"It was the best of times, it was the worst of times..."
Charles Dickens. A Tale of Two Cities.


dimanche 16 novembre 2008

Un café avec Flaubert


En prenant mon café ce matin, je pense à Houellebecq et Beigbeger. Cela ne m'arrive pas souvent, cela en fait ne m'arrive jamais. J'avoue ne pas connaître du tout la littérature des vingt dernières années. Je ne m'en vante pas, je n'en désole pas: c'est comme ça. J'en suis venu à penser à eux simplement parce qu'un article du Courrier de Russie, "bimensuel économique et culturel en langue française" publié ici, les mentionnait en passant pour dire qu'ils venaient de temps en temps se saouler ensemble à Moscou.
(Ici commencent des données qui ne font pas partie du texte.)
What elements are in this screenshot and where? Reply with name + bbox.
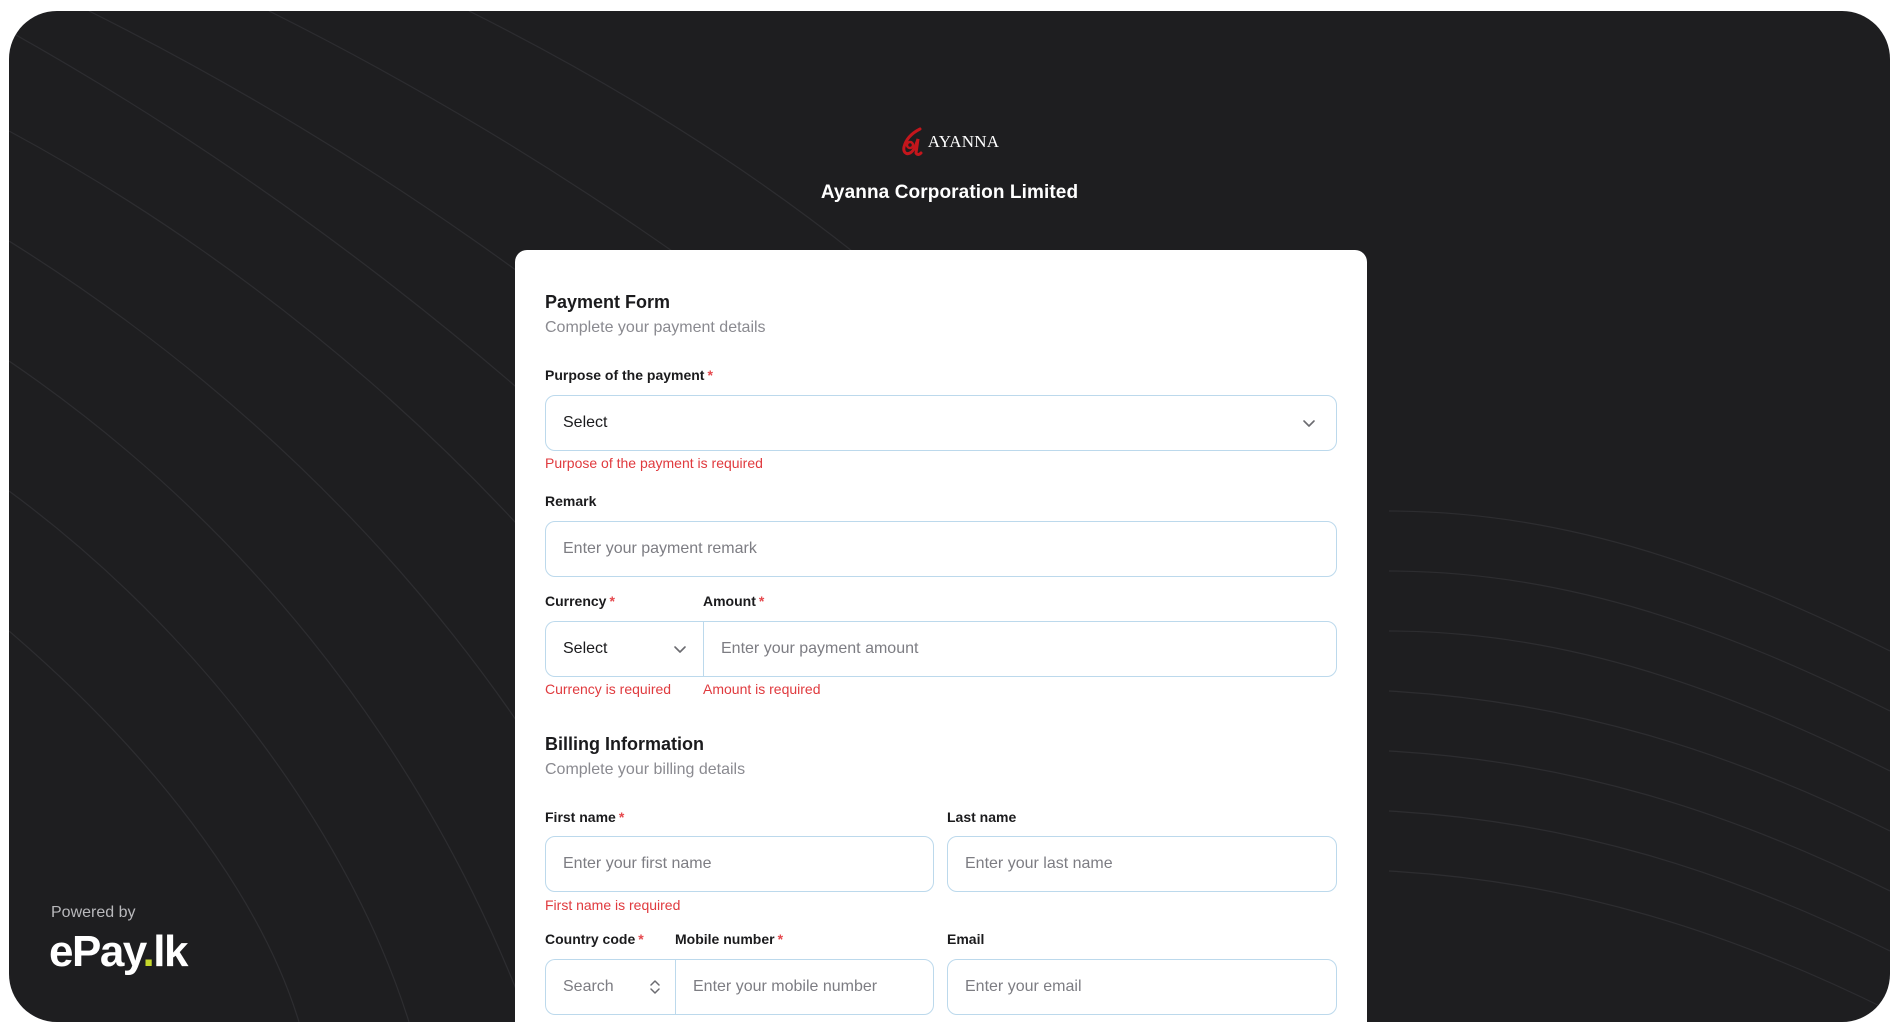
logo-text: AYANNA: [927, 132, 1000, 151]
required-mark: *: [618, 809, 625, 825]
email-field[interactable]: [947, 959, 1337, 1015]
remark-input[interactable]: [546, 540, 1336, 558]
currency-label-text: Currency: [545, 593, 607, 609]
first-name-error: First name is required: [545, 897, 681, 913]
email-label: Email: [947, 931, 985, 947]
last-name-field[interactable]: [947, 836, 1337, 892]
powered-by-label: Powered by: [51, 904, 136, 921]
amount-error: Amount is required: [703, 681, 821, 697]
payment-form-card: Payment Form Complete your payment detai…: [515, 250, 1367, 1030]
last-name-input[interactable]: [948, 855, 1336, 873]
epay-logo-dot: .: [142, 927, 155, 976]
amount-label-text: Amount: [703, 593, 756, 609]
first-name-input[interactable]: [546, 855, 933, 873]
country-code-placeholder: Search: [563, 978, 614, 995]
email-input[interactable]: [948, 978, 1336, 996]
payment-form-title: Payment Form: [545, 292, 671, 312]
epay-logo-main: ePay: [49, 927, 144, 976]
amount-label: Amount *: [703, 593, 764, 609]
required-mark: *: [609, 593, 615, 609]
mobile-label: Mobile number *: [675, 931, 783, 947]
purpose-select[interactable]: Select: [545, 395, 1337, 451]
last-name-label: Last name: [947, 809, 1017, 825]
amount-input[interactable]: [704, 640, 1336, 658]
required-mark: *: [638, 931, 644, 947]
chevron-down-icon: [1302, 418, 1316, 428]
brand-header: AYANNA Ayanna Corporation Limited: [9, 127, 1890, 204]
chevron-up-down-icon: [649, 978, 661, 996]
first-name-label: First name *: [545, 809, 624, 825]
first-name-label-text: First name: [545, 809, 616, 825]
remark-label: Remark: [545, 493, 597, 509]
required-mark: *: [707, 367, 713, 383]
ayanna-logo-icon: [902, 127, 923, 156]
currency-select-value: Select: [563, 640, 608, 657]
purpose-select-value: Select: [563, 414, 608, 431]
company-logo: AYANNA: [900, 127, 999, 157]
epay-logo-tld: lk: [153, 927, 188, 976]
payment-form-subtitle: Complete your payment details: [545, 319, 766, 336]
purpose-label-text: Purpose of the payment: [545, 367, 705, 383]
epay-logo[interactable]: ePay.lk: [49, 927, 188, 977]
mobile-field[interactable]: [675, 959, 934, 1015]
mobile-label-text: Mobile number: [675, 931, 775, 947]
billing-title: Billing Information: [545, 734, 704, 754]
chevron-down-icon: [673, 644, 687, 654]
purpose-label: Purpose of the payment *: [545, 367, 713, 383]
amount-field[interactable]: [703, 621, 1337, 677]
currency-select[interactable]: Select: [545, 621, 703, 677]
required-mark: *: [777, 931, 784, 947]
remark-field[interactable]: [545, 521, 1337, 577]
country-code-label-text: Country code: [545, 931, 636, 947]
mobile-input[interactable]: [676, 978, 933, 996]
first-name-field[interactable]: [545, 836, 934, 892]
company-name: Ayanna Corporation Limited: [820, 182, 1079, 203]
country-code-label: Country code *: [545, 931, 644, 947]
required-mark: *: [758, 593, 765, 609]
billing-subtitle: Complete your billing details: [545, 761, 746, 778]
purpose-error: Purpose of the payment is required: [545, 455, 763, 471]
currency-error: Currency is required: [545, 681, 672, 697]
currency-label: Currency *: [545, 593, 615, 609]
country-code-select[interactable]: Search: [545, 959, 675, 1015]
Sur Beigbeger, je ne m'étendrai pas: ce n'est ni de près ni de loin un écrivain, il suffit d'avoir lu quelques lignes d'un de ses livres, comme il m'est arrivé de le faire dans une librairie histoire de voir de quoi il retournait, pour s'en convaincre. Sa carrière d'écrivain n'est ni plus ni moins qu'un prolongement de sa carrière au sein du monde publicitaire dont il est issu, à cette différence près qu'il est devenu lui-même le produit qu'il s'agissait de promouvoir. La cause est entendue, il serait humiliant d'y consacrer plus de temps.
S'agissant de Houellebecq, les choses sont différentes. De lui aussi, je n'ai guère lu que quelques lignes, mais elles m'ont suffi pour comprendre que j'avais affaire à un véritable écrivain, quelles que soient les réserves que je puisse avoir sur le type d'écrivain qu'il incarne.
Car l'impression que ces quelques lignes m'ont faite, c'est qu'il appliquait de façon un peu mécanique, à la réalité actuelle, les procédés du Flaubert de Madame Bovary et de L'Education sentimentale.
C'est pourquoi, de fil en aiguille, en fait ma méditation matinale devant ma tasse de café a bientôt pris Flaubert pour objet. Je crois que le Flaubert de Madame Bovary et de L'Education sentimentale est foncièrement sarcastique. C'est la déception qui s'y exprime. La déception de celui qui a cru en beaucoup de choses, la déception sentimentale du Flaubert adolescent, encore imprégné de romantisme, et la déception politique du Flaubert qui s'était enthousiasmé pour la Révolution de 1848 etc. (Et je crains que beaucoup d'imitateurs de Flaubert n'aient pas compris ce que son sarcasme devait à ses propres désillusions, et ont cru que le détachement cynique était la clef de la réalité. On a le même genre de malentendu qu'avec Baudelaire: Baudelaire voulait montrer les fleurs du mal; une grande partie de ses épigones, et ils sont légion dans tous les arts, croient quant à eux que le mal lui-même est une fleur, et que les fleurs ne sont pas des fleurs.) Ces deux romans sont grinçants, parce qu'ils correspondent à un stade où cette déception n'avait pas encore été digérée et dépassée. C'est pourquoi je leur préfère Bouvard et Pécuchet qui, même s'il est inachevé, est d'après moi l'un des plus grands romans du XIXe siècle. Bouvard et Pécuchet n'est pas sarcastique, il est joyeux. Joyeux d'une joie philosophique, spinozienne. C'est le grand livre d'un esprit et d'une âme apaisés, qu'il me vient tout à coup l'envie de relire dès que possible.